鲁黑虎伏在马上,已经等了快一炷香。
夜风从河谷里一阵一阵卷上来,刮得人脸发紧。三百五十骑全都压在黑地里,一人双马,马嘴上了嚼,蹄子裹了布,连平日里最躁的几匹战马,这会儿都只敢闷着鼻息轻轻喷气。

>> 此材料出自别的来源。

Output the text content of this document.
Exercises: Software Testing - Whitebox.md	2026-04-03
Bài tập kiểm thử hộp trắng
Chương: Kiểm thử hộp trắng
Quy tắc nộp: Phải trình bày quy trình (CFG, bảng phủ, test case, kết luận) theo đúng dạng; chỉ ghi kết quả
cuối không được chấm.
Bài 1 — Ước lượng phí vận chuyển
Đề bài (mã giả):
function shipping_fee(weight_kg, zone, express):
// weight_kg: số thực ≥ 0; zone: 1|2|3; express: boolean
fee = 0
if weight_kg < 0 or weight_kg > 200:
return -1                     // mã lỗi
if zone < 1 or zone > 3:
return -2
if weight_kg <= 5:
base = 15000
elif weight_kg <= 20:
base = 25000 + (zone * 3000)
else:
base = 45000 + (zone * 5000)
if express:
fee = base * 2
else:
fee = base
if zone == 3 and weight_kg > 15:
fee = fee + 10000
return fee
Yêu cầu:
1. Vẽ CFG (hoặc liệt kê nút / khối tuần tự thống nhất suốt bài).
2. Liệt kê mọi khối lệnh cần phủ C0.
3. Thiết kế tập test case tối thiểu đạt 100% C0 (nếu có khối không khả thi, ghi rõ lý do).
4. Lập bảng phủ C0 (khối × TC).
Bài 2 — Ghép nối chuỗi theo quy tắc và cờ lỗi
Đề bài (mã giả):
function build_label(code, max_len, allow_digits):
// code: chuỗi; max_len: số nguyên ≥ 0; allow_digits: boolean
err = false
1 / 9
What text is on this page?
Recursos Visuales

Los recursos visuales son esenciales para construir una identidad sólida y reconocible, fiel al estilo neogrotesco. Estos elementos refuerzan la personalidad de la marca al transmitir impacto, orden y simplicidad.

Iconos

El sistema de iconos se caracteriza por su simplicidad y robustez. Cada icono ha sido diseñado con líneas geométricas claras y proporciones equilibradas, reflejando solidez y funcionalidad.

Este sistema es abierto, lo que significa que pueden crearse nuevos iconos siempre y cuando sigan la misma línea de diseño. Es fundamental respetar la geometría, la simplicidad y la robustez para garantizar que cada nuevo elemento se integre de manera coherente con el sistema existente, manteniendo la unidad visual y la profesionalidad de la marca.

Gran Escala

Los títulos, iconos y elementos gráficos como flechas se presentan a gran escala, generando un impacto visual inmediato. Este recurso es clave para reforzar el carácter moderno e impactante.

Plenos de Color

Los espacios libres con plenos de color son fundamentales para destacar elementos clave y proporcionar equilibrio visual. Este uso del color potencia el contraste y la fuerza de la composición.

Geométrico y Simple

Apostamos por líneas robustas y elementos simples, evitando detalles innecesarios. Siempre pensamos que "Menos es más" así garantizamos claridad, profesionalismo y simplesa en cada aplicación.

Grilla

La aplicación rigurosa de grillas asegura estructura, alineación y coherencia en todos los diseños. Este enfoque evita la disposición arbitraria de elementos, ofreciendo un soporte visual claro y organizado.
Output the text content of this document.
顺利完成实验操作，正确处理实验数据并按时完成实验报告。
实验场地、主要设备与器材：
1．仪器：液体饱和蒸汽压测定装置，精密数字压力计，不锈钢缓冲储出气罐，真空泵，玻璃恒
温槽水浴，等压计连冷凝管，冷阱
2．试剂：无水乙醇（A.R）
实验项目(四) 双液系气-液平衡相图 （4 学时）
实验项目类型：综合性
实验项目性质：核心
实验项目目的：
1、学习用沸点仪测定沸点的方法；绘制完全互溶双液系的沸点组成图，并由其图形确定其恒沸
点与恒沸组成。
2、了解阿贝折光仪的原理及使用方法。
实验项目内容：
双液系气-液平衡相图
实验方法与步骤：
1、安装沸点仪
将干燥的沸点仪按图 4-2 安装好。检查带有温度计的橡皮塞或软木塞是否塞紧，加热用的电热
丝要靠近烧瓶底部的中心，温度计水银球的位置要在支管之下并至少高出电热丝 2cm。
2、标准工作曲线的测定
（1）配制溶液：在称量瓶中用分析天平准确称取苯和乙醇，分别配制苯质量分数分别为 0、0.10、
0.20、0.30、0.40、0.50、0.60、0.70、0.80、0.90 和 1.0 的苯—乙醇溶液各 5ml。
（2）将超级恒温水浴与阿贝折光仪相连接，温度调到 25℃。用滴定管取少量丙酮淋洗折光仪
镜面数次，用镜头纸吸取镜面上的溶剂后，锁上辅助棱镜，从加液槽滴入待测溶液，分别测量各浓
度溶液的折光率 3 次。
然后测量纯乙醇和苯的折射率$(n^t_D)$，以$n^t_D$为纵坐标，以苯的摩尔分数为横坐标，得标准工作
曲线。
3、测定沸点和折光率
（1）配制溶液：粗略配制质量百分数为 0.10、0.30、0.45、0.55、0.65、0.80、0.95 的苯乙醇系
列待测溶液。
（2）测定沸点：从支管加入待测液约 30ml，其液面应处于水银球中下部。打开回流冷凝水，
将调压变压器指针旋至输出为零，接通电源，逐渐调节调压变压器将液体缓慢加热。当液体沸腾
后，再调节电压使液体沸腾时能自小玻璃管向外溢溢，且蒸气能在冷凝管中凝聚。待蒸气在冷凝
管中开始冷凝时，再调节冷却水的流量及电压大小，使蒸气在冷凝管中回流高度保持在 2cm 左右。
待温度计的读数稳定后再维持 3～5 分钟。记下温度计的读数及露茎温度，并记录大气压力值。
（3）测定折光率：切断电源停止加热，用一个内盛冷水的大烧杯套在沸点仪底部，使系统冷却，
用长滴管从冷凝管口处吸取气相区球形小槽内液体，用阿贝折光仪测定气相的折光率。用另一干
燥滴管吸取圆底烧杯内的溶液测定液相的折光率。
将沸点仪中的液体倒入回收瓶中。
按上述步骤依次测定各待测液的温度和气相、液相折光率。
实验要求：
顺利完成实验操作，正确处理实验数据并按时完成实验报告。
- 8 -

放眼望去,四下黑沉沉一片,只有前头那座清水河谷小堡像一团模模糊糊的黑影,伏在夜色里,一动不动。
鲁黑虎握着缰绳,盯着前头,心里却并不平静。
他也是老行伍了。
这些年见过的将官不算少,有那种嘴上喊得比谁都凶、真到拼命时却只会把手下往前推的;也有那种平日里端着官架子,真到阵前便恨不得躲在人堆最后头的。像林昭这样的,他还是头一回见。
正七品武节郎,秦州厢兵都巡检使。
放在大宋官场上,这已经不算小了。这样的人,按理说该坐镇中军、发号施令,就算要冒险,也该让下面的亲兵、牙将去打头阵。可林昭偏不。
他说自己上,就真自己带着谢长风和五十个精锐步兵摸过去了。
连半点犹豫都没有。
鲁黑虎想到这儿,忍不住在心里骂了一句。
真他娘是个疯的。
可骂完之后,他心里那股服气却压都压不住。
疯归疯,敢这么干的人,手底下的人就没有不服的。因为大家都看得明白,这位都巡不是拿别人的命去赌,他是把自己的命先押在最前头。别人还在后头掂量利害的时候,他已经带着人摸上去了。
鲁黑虎低头看了一眼自己身边这些沉默压着的骑兵,心里忽然生出一种很硬的念头。
得在这位都巡手底下,好好干。
若这辈子真还能搏出点什么,未必不能靠着这一回。
他正想着,前头那团死黑似的堡影里,忽然闪了一下。
极轻,极短。
若不是鲁黑虎一直死死盯着,几乎都要以为自己看花了眼。
下一瞬,他整个人猛地绷紧,眼睛一下亮了。
成了。
那是约好的信号。
鲁黑虎几乎连想都没想,猛地一抬手,压着嗓子喝道:
“走!”
三百五十骑像被骤然松开的弓弦,瞬间从黑暗里窜了出去。